Forum memberikan mandat kepada Sudirman Said selaku Ketua Umum Panitia dan Yanuar Nugroho selaku Sekretaris Jenderal, untuk meneruskan proses ini dengan rapat kerja yang harus segera digelar.
"Tugas sejati masyarakat sipil adalah membangun jembatan dan bersedia berhubungan dengan elemen mana saja, baik politisi, tentara dan polisi, sehingga ketika keputusan dalam negara diambil, argumennya berbasis data dan bukti,” kata Sudirman, dalam keterangannya, Sabtu 30 Mei 2026.
Sedangkan Yanuar Nugroho menegaskan bahwa forum ini bukan kongkow wacana. Menurutnya, yang menyatukannya bukan struktur, melainkan keresahan yang sama.
"Ini bukan kegelisahan segelintir aktivis. Ini kegelisahan kolektif seluruh masyarakat sipil yang tersebar di berbagai wilayah,” kata Yanuar.

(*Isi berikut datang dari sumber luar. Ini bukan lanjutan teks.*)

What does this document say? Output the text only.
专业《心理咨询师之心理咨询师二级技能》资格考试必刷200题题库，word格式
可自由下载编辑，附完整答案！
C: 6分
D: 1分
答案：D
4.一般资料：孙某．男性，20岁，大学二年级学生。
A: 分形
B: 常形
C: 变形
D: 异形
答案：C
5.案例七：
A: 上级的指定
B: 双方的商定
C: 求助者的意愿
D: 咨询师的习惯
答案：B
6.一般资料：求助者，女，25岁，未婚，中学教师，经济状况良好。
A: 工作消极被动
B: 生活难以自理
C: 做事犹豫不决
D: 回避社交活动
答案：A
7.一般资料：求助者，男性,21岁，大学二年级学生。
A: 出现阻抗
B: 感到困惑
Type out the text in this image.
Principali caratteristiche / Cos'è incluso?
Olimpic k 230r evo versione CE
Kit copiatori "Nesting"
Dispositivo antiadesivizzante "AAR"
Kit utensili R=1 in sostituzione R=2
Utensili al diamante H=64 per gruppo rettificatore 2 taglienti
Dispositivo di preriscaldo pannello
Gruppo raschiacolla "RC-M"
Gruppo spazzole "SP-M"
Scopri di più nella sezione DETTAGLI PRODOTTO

Yanuar menyebut konferensi dengan tujuh panel serta puluhan narasumber ini digelar secara swadaya dengan kolaborasi ratusan
Civil Society Organization (CSO), tanpa satu pun sponsor.
"Seluruh proses dijalankan bersama melalui semangat gotong royong. Para pembicara hadir secara
self-funded sebagai wujud nyata solidaritas untuk republik,” kata Yanuar.

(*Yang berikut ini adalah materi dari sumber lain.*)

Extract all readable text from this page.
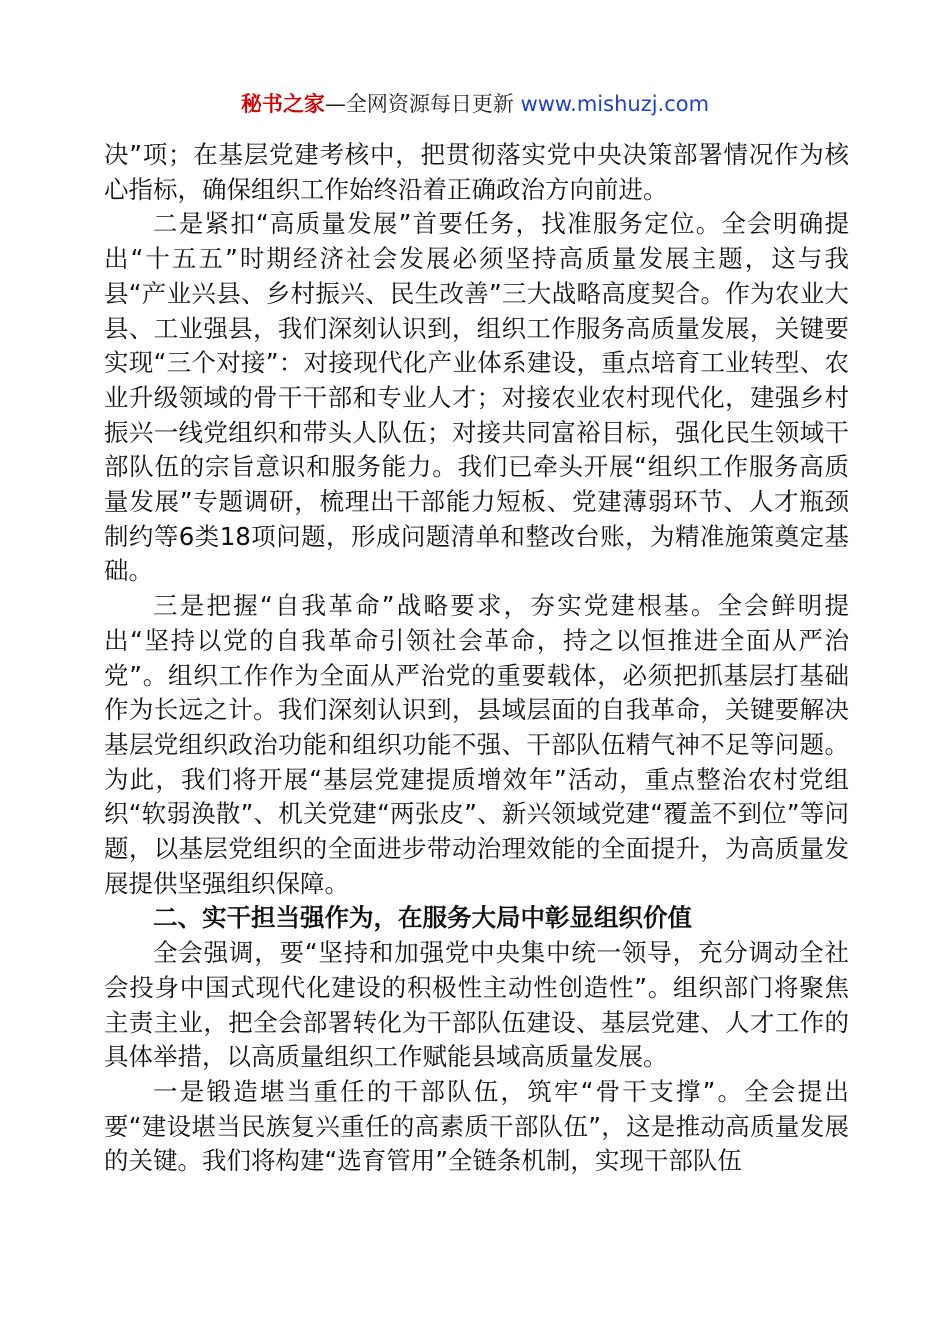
秘书之家—全网资源每日更新 www.mishuzj.com

决”项；在基层党建考核中，把贯彻落实党中央决策部署情况作为核心指标，确保组织工作始终沿着正确政治方向前进。

二是紧扣“高质量发展”首要任务，找准服务定位。全会明确提出“十五五”时期经济社会发展必须坚持高质量发展主题，这与我县“产业兴县、乡村振兴、民生改善”三大战略高度契合。作为农业大县、工业强县，我们深刻认识到，组织工作服务高质量发展，关键要实现“三个对接”：对接现代化产业体系建设，重点培育工业转型、农业升级领域的骨干干部和专业人才；对接农业农村现代化，建强乡村振兴一线党组织和带头人队伍；对接共同富裕目标，强化民生领域干部队伍的宗旨意识和服务能力。我们已牵头开展“组织工作服务高质量发展”专题调研，梳理出干部能力短板、党建薄弱环节、人才瓶颈制约等6类18项问题，形成问题清单和整改台账，为精准施策奠定基础。

三是把握“自我革命”战略要求，夯实党建根基。全会鲜明提出“坚持以党的自我革命引领社会革命，持之以恒推进全面从严治党”。组织工作作为全面从严治党的重要载体，必须把抓基层打基础作为长远之计。我们深刻认识到，县域层面的自我革命，关键要解决基层党组织政治功能和组织功能不强、干部队伍精气神不足等问题。为此，我们将开展“基层党建提质增效年”活动，重点整治农村党组织“软弱涣散”、机关党建“两张皮”、新兴领域党建“覆盖不到位”等问题，以基层党组织的全面进步带动治理效能的全面提升，为高质量发展提供坚强组织保障。

二、实干担当强作为，在服务大局中彰显组织价值

全会强调，要“坚持和加强党中央集中统一领导，充分调动全社会投身中国式现代化建设的积极性主动性创造性”。组织部门将聚焦主责主业，把全会部署转化为干部队伍建设、基层党建、人才工作的具体举措，以高质量组织工作赋能县域高质量发展。

一是锻造堪当重任的干部队伍，筑牢“骨干支撑”。全会提出要“建设堪当民族复兴重任的高素质干部队伍”，这是推动高质量发展的关键。我们将构建“选育管用”全链条机制，实现干部队伍
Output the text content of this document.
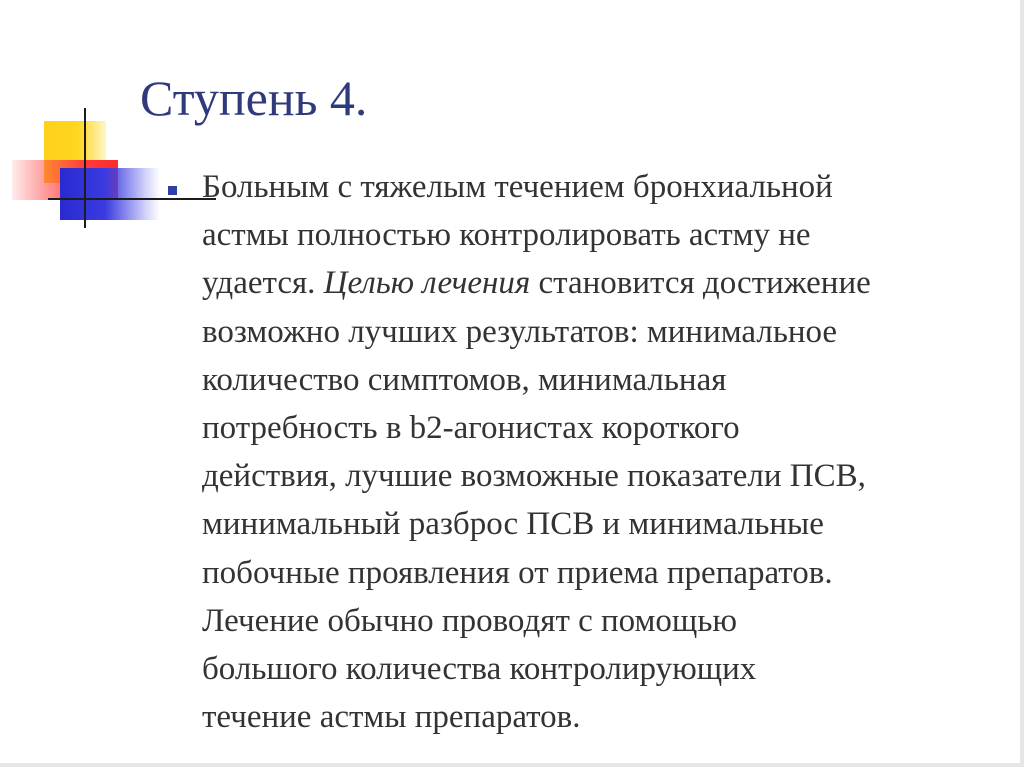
Ступень 4.

Больным с тяжелым течением бронхиальной
астмы полностью контролировать астму не
удается. Целью лечения становится достижение
возможно лучших результатов: минимальное
количество симптомов, минимальная
потребность в b2-агонистах короткого
действия, лучшие возможные показатели ПСВ,
минимальный разброс ПСВ и минимальные
побочные проявления от приема препаратов.
Лечение обычно проводят с помощью
большого количества контролирующих
течение астмы препаратов.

Sementara Bhima Yudhistira dari CELIOS menegaskan bahwa konferensi ini bukan sekadar seremoni pergantian tongkat estafet.
"Ini kerja maraton untuk mengonseptualisasikan gagasan progresif yang selama ini terfragmentasi akibat minusnya kepemimpinan kolektif," kata Bhima.
Dari forum ini, Bhima menyebut perlu ada keluaran konkret: sebuah Buku Putih yang mengimajinasikan arah ekonomi pro-rakyat dan pro-lingkungan, berkaca dari
Mandate for Leadership yang pernah menjadi dokumen fondasi kebijakan di Amerika Serikat.